UMT et ATME : les signaux d’alerte ignorés par la chaîne de commandement
L’écart entre les chiffres officiels du ministère de la Défense (une dizaine de cas) et ceux avancés par l’UMT (14 cas minimum) révèle un dysfonctionnement dans la remontée d’information sanitaire, élément pourtant critique en situation opérationnelle. L’Asociación de Tropa y Marinería Española (ATME) avait alerté dès le 17 août sur l’apparition probable de maladies contagieuses, soulignant que « dans un déploiement qui se maintient depuis l’entrée massive d’immigrants irréguliers dans la ville autonome, la transparence sanitaire est essentielle pour éviter les rumeurs et garantir la tranquillité du personnel ». Cette demande de transparence reste sans réponse satisfaisante. La gale figure pourtant au Système de Maladies à Déclaration Obligatoire (EDO) dès lors qu’elle constitue un foyer (deux personnes ou plus reliées épidémiologiquement). Minimiser les chiffres compromet la traçabilité des contacts et l’activation des protocoles sanitaires adaptés.

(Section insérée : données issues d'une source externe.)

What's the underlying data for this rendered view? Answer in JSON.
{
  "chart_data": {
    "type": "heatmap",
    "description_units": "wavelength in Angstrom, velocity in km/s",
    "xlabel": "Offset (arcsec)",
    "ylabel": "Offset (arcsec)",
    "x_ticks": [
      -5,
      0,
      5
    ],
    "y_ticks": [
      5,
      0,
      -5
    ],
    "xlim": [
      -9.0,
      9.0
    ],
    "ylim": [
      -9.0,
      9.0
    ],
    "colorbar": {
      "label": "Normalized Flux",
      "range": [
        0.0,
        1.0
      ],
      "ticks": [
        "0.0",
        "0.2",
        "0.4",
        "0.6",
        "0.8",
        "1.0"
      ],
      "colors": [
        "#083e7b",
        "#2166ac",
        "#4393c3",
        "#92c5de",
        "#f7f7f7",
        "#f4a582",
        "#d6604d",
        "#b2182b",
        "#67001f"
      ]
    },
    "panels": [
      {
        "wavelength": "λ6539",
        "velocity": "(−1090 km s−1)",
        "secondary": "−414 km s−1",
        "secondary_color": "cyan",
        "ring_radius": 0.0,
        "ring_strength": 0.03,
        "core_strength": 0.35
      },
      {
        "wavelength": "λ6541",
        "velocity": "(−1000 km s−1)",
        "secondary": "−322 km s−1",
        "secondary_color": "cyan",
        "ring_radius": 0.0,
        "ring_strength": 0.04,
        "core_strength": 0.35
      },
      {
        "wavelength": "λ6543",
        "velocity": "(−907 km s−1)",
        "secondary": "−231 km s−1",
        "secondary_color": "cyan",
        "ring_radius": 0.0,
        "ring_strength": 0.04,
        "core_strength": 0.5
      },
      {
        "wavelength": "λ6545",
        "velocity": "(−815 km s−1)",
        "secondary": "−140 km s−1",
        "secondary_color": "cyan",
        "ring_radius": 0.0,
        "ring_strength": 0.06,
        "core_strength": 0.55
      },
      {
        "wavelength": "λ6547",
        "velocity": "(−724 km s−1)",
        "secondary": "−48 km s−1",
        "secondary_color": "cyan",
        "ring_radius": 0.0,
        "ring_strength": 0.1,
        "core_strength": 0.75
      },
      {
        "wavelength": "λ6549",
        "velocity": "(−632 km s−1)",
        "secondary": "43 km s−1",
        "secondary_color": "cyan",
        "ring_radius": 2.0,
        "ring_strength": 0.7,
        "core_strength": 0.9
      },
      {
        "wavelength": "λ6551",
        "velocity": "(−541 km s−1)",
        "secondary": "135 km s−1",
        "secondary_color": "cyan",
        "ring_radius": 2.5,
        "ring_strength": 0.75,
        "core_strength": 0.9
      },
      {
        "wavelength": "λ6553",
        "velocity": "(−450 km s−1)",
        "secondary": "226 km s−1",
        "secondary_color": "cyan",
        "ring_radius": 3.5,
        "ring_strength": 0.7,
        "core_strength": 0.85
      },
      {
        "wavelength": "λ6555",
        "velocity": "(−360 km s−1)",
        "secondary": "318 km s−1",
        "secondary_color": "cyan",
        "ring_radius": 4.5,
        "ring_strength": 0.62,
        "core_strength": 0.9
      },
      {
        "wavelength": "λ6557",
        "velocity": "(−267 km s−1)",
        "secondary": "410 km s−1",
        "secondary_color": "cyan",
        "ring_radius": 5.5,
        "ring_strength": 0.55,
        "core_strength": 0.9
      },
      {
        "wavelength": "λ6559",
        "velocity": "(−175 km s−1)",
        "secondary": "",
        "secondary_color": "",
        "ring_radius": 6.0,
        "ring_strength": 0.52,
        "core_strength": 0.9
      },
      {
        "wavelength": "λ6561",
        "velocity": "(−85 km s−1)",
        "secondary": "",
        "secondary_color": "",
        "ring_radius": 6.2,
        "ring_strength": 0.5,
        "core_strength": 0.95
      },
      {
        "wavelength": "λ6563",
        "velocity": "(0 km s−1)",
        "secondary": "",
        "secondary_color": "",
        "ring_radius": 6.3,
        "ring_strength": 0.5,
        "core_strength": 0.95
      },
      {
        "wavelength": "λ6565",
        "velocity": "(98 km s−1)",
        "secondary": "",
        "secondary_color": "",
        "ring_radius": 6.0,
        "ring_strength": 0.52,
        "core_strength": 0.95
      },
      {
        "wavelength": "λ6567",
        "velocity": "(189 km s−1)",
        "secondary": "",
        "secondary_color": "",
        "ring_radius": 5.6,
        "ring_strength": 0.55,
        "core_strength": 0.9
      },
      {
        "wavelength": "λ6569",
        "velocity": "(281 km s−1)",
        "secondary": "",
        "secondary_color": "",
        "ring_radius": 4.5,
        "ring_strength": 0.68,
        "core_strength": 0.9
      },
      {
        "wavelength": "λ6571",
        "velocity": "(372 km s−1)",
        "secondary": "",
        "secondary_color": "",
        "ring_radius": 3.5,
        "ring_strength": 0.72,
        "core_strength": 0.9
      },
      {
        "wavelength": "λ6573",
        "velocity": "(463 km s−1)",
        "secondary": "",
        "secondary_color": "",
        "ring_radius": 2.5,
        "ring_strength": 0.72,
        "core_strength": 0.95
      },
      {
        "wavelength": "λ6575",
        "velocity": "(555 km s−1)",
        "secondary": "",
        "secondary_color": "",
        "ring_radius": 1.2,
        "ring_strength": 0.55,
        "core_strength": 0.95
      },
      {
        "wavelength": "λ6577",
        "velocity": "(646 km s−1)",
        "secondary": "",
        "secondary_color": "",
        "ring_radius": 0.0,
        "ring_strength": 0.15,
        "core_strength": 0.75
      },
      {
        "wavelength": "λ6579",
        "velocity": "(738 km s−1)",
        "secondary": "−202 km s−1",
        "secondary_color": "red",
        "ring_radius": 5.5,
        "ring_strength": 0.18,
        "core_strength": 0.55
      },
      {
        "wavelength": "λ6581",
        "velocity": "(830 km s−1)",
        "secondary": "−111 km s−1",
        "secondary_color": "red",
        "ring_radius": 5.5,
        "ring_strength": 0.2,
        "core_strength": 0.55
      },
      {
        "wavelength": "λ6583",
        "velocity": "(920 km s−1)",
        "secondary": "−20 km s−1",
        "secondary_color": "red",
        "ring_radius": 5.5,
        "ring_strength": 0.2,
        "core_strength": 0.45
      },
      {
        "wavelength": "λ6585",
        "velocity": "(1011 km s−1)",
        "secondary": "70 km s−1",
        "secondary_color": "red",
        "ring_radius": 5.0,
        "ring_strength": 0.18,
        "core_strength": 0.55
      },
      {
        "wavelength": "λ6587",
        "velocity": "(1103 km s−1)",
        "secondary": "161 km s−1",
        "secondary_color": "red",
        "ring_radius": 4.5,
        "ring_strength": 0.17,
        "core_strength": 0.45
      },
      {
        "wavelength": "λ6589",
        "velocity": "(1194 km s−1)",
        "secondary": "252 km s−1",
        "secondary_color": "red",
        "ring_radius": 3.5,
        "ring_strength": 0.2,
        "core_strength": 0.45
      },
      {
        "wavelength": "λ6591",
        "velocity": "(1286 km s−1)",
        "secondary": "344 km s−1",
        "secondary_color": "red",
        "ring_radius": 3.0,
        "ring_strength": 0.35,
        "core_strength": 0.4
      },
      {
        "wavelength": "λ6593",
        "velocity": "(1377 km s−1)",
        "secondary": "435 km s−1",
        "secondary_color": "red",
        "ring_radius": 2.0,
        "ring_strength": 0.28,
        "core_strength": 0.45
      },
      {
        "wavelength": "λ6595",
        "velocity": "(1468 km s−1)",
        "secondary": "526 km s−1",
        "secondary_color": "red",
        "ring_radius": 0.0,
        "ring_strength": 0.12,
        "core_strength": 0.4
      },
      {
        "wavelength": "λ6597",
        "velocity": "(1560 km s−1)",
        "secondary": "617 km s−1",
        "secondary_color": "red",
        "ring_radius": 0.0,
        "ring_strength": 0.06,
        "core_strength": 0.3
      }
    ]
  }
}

Protocoles épidémiologiques flous : risque de propagation au sein d’autres unités
L’UMT a formellement interrogé le ministère de la Défense, la sous-secrétairerie et le COPERFAS sur l’extension potentielle du foyer à d’autres unités stationnées à Ceuta. À ce jour, aucune communication officielle n’a précisé les mesures de contrôle des contacts, les protocoles de désinfection appliqués ou les plans de contingence médicale activés. L’ATME insiste : « la protection du personnel militaire exige une communication sanitaire rigoureuse, qui permette d’agir avec rapidité et d’éviter des préoccupations inutiles dans un déploiement prolongé et d’exigence opérationnelle élevée ». Le silence institutionnel alimente les inquiétudes, notamment concernant le retour en permission des soldats et le risque de transmission aux familles ou à la population civile. L’Hôpital Universitaire de Ceuta dispose de 212 lits, dont 120 libres selon l’Institut National de Gestion Sanitaire, mais la capacité d’absorption d’un foyer épidémique élargi reste incertaine face à une crise migratoire toujours active.